Success in Iraq could also begin a new stage for Middle Eastern peace, and set in motion progress towards a truly democratic Palestinian state. The passing of Saddam Hussein’s regime will deprive terrorist networks of a wealthy patron that pays for terrorist training, and offers rewards to families of suicide bombers. And other regimes will be given a clear warning that support for terror will not be tolerated.

  • 19 mars 2003: alors encore, les adversaires de l’intervention croient devoir ironiser lourdement:

[H]e proclaims that his war against the people of Iraq will bring about something called « democracy » for the struggling peoples of the Middle East. Lets ignore, for a second, the fact that the United States is not itself a democratic nation in anything except the most literal sense (people vote). In truly democratic nations, that portion of the populace that does not support one of two official parties is not effectively disenfranchised, since their vote does not directly help the candidate on the opposite end of the ideological spectrum. In truly democratic nations, presidents do not come to office through blatant fraud and cronyism.

En définitive, la coalition a fait exactement ce que Bush avait annoncé (Instapundit cite un mot de Cavour: pour mentir à  un diplomate, il suffit de dire la vérité car il ne vous croira pas!); non sans erreurs de planification ou difficultés, mais avec des résultats tangibles dont les premiers bénéficiaires sont les Irakiens, et les vagues portent bien plus loin. Pourtant, depuis la « divine surprise » (pour les adversaires de l’intervention) de la non-découverte d’armes de destruction massive en Irak, tout discours relatif à  la liberté du peuple irakien et à  la stratégie globale de démocratisation du Proche-Orient est ridiculisé comme construction après coup, soi-disant jamais évoqué dans les motivations préalables à  l’intervention.

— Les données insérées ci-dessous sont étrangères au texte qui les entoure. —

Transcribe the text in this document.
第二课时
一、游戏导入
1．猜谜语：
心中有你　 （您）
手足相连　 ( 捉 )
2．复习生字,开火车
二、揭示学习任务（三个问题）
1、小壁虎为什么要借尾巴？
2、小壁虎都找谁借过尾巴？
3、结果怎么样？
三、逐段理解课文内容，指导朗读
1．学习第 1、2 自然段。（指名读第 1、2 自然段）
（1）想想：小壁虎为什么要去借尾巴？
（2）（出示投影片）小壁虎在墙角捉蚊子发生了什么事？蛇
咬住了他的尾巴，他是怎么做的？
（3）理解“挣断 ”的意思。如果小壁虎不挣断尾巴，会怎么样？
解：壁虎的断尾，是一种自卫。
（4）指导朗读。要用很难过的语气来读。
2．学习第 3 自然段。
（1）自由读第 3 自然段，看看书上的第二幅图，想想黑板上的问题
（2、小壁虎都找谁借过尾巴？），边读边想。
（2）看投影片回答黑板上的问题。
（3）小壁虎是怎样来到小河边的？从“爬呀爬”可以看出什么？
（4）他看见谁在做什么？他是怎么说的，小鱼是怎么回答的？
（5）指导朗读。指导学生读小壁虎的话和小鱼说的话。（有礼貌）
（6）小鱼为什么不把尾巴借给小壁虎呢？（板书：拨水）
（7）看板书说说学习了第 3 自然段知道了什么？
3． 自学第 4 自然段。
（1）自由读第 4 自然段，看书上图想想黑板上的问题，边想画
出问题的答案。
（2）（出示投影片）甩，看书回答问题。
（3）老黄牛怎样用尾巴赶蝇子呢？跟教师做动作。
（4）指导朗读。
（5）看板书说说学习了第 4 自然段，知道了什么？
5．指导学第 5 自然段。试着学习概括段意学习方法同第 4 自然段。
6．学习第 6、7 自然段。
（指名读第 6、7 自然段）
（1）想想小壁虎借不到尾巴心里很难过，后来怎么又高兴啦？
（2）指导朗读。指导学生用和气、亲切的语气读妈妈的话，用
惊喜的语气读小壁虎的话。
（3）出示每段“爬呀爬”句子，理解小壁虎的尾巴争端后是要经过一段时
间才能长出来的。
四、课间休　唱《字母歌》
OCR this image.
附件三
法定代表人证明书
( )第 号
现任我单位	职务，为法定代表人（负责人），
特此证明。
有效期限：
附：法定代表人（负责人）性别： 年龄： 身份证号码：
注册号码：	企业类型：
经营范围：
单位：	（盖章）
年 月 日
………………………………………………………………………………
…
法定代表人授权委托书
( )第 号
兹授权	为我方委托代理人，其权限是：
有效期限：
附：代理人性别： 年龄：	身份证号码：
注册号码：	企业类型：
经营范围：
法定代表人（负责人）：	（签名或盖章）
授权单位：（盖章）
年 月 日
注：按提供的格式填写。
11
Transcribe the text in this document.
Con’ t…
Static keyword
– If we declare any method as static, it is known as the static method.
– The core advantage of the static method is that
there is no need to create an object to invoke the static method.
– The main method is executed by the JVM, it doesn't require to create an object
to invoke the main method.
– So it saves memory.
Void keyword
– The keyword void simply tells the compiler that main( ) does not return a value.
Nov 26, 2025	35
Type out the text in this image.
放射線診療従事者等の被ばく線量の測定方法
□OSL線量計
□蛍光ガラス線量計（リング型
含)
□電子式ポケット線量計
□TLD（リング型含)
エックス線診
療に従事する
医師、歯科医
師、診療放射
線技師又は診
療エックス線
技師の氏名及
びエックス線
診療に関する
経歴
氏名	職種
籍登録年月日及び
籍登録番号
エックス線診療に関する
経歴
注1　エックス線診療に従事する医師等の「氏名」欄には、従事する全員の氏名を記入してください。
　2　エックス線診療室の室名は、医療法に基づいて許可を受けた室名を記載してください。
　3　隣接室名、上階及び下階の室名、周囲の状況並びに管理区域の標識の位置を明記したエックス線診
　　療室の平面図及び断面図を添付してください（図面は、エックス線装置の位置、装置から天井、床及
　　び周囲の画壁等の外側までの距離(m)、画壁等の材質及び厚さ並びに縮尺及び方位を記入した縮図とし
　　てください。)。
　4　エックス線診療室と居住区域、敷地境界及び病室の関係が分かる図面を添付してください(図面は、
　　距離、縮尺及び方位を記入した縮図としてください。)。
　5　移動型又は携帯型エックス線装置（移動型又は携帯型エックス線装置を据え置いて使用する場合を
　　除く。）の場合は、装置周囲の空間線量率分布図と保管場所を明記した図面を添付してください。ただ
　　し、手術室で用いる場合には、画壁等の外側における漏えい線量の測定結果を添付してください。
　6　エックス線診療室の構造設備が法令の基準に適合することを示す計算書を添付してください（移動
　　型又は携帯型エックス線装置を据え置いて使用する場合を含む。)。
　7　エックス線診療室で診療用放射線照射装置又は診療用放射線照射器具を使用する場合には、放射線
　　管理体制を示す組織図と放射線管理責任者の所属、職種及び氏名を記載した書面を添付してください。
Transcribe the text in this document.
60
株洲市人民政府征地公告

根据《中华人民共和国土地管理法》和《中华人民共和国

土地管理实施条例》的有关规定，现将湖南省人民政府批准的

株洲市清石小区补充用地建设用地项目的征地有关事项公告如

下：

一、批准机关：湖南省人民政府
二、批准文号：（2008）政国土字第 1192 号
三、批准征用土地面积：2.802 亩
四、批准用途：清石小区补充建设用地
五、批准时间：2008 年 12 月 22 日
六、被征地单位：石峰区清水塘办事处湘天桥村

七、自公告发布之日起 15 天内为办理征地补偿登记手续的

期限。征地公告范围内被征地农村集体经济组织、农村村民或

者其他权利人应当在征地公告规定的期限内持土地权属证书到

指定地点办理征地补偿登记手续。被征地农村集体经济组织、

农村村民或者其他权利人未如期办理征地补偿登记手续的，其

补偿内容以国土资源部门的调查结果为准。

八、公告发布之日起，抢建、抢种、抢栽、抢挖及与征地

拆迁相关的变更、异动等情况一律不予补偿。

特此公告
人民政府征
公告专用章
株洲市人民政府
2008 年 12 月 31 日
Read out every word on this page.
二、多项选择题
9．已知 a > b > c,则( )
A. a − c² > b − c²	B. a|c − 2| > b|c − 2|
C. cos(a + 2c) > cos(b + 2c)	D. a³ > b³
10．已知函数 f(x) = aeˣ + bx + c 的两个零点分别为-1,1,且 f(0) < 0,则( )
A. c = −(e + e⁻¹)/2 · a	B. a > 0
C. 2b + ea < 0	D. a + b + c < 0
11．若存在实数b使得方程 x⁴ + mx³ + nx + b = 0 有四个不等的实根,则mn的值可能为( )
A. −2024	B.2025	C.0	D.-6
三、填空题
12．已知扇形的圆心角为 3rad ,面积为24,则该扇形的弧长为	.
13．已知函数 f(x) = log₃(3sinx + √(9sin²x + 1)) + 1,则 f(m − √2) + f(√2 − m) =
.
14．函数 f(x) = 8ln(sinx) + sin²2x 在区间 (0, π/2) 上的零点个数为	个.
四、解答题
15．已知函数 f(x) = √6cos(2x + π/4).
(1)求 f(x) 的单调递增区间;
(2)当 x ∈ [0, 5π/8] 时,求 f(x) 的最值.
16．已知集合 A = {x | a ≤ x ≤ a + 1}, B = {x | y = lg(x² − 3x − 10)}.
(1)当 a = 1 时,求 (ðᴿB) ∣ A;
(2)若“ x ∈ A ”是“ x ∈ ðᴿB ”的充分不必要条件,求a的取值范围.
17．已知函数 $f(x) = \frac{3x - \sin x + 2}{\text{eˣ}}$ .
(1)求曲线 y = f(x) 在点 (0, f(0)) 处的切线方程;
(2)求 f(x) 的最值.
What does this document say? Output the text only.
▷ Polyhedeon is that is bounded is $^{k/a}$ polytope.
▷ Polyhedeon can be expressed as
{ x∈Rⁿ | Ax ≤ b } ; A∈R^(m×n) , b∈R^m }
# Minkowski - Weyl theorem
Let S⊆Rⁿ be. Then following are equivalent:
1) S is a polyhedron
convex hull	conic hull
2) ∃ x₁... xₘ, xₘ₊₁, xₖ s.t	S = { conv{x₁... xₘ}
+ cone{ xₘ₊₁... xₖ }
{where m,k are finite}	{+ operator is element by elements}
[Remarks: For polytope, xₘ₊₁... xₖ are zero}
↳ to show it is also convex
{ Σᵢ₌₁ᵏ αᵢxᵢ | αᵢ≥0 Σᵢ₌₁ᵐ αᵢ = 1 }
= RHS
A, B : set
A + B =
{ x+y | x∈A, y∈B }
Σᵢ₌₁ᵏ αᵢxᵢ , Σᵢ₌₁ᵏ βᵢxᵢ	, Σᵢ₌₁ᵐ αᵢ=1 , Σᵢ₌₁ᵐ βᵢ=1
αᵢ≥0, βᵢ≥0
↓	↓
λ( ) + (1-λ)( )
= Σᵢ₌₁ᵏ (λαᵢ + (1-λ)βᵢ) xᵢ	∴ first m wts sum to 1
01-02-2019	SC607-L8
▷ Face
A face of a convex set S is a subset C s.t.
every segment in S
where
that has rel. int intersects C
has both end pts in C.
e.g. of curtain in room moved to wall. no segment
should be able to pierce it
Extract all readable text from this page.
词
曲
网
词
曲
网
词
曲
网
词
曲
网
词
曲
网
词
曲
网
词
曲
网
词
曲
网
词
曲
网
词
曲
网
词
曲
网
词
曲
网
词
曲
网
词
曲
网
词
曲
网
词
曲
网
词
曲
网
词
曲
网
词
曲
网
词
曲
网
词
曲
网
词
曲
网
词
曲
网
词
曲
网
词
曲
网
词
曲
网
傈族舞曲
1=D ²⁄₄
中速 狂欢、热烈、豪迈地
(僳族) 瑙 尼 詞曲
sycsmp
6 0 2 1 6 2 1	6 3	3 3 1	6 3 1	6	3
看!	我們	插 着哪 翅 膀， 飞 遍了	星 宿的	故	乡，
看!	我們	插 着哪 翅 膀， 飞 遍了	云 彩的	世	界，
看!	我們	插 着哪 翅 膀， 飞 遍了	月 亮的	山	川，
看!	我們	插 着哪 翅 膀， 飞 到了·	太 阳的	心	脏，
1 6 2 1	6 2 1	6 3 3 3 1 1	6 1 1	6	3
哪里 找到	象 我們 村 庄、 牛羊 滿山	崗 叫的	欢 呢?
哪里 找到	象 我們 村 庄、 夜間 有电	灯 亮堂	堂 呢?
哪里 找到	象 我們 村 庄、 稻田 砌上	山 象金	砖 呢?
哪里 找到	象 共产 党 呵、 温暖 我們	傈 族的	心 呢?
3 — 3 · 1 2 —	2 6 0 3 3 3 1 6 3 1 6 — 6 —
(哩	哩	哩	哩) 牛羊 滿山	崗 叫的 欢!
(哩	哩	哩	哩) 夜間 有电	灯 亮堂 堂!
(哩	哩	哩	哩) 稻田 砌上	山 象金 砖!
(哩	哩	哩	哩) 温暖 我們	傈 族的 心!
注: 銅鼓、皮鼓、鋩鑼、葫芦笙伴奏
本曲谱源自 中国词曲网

Même au Café du commerce c’est inacceptable, mais de la part de professionnels, journalistes de politique étrangère, éditorialistes, intellectuels, c’est indigne. Il doit être dur de réaliser rétrospectivement que, croyant se battre pour la paix et contre l’impérialisme US, on défendait bel et bien un statu quo qui laissait Saddam au pouvoir, son peuple dans l’oppression, et l’ensemble du Proche-Orient sans l’espoir de liberté et de développement qui point aujourd’hui (et qui pourrait toujours bénéficier d’un soutien plus enthousiaste en Europe ou à  gauche…).